- Directed by: Shira Meishar
- Written by: Shira Meishar
- Produced by: Lihi Sabag
- Starring: Evgenia Dodina; Yoav Hait;
- Cinematography: Arik Kaufman
- Edited by: Tamar Ben Baruch
- Music by: Avi Benjamin
- Release date: 24 May 2017;
- Running time: 13 minutes

= Home Made (2017 film) =

Home Made (כמו בבית) is an Israeli short film directed and written by Shira Meishar, and produced by Lihi Sabag. The film has been screened at Durban International Film Festival, Sonoma International Film Festival and more.

==Plot==
A woman who is supposed to be going home to her partner to celebrate her 50th birthday prepares to leave the restaurant where she works. But in the end she stays a little longer and spends the evening with two strangers.
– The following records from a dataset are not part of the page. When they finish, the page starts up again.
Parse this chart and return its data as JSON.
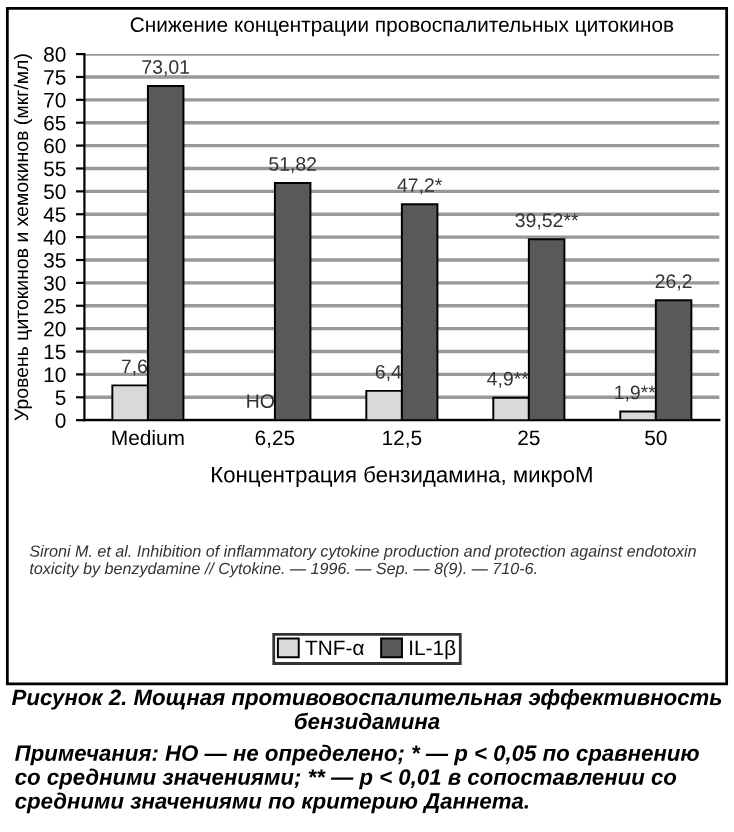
{
  "chart_data": {
    "type": "bar",
    "title": "Снижение концентрации провоспалительных цитокинов",
    "xlabel": "Концентрация бензидамина, микроМ",
    "ylabel": "Уровень цитокинов и хемокинов (мкг/мл)",
    "categories": [
      "Medium",
      "6,25",
      "12,5",
      "25",
      "50"
    ],
    "series": [
      {
        "name": "TNF-α",
        "color": "#d9d9d9",
        "values": [
          7.6,
          null,
          6.4,
          4.9,
          1.9
        ],
        "value_labels": [
          "7,6",
          "НО",
          "6,4",
          "4,9**",
          "1,9**"
        ]
      },
      {
        "name": "IL-1β",
        "color": "#595959",
        "values": [
          73.01,
          51.82,
          47.2,
          39.52,
          26.2
        ],
        "value_labels": [
          "73,01",
          "51,82",
          "47,2*",
          "39,52**",
          "26,2"
        ]
      }
    ],
    "ylim": [
      0,
      80
    ],
    "yticks": [
      0,
      5,
      10,
      15,
      20,
      25,
      30,
      35,
      40,
      45,
      50,
      55,
      60,
      65,
      70,
      75,
      80
    ],
    "grid": "y",
    "legend": "bottom",
    "annotations": [
      "Sironi M. et al. Inhibition of inflammatory cytokine production and protection against endotoxin toxicity by benzydamine // Cytokine. — 1996. — Sep. — 8(9). — 710-6.",
      "Рисунок 2. Мощная противовоспалительная эффективность бензидамина",
      "Примечания: НО — не определено; * — p < 0,05 по сравнению со средними значениями; ** — p < 0,01 в сопоставлении со средними значениями по критерию Даннета."
    ]
  }
}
A film about the alternative life that resides in each of us.

==Cast==

| Actor | Role |
|---|---|
| Evgenia Dodina | Helena |
| Yoav Hait | Stranger |
| Mark Kroglikov | Boy |

== Reception ==

The film won for the Best Script at the Tel Aviv International Student Film Festival. It was nominated at the Palm Springs International Film Festival and semi-finalists in the 44th Student Academy Awards. Evgenia Dodina won a prize for acting in the film at the Actors Festival.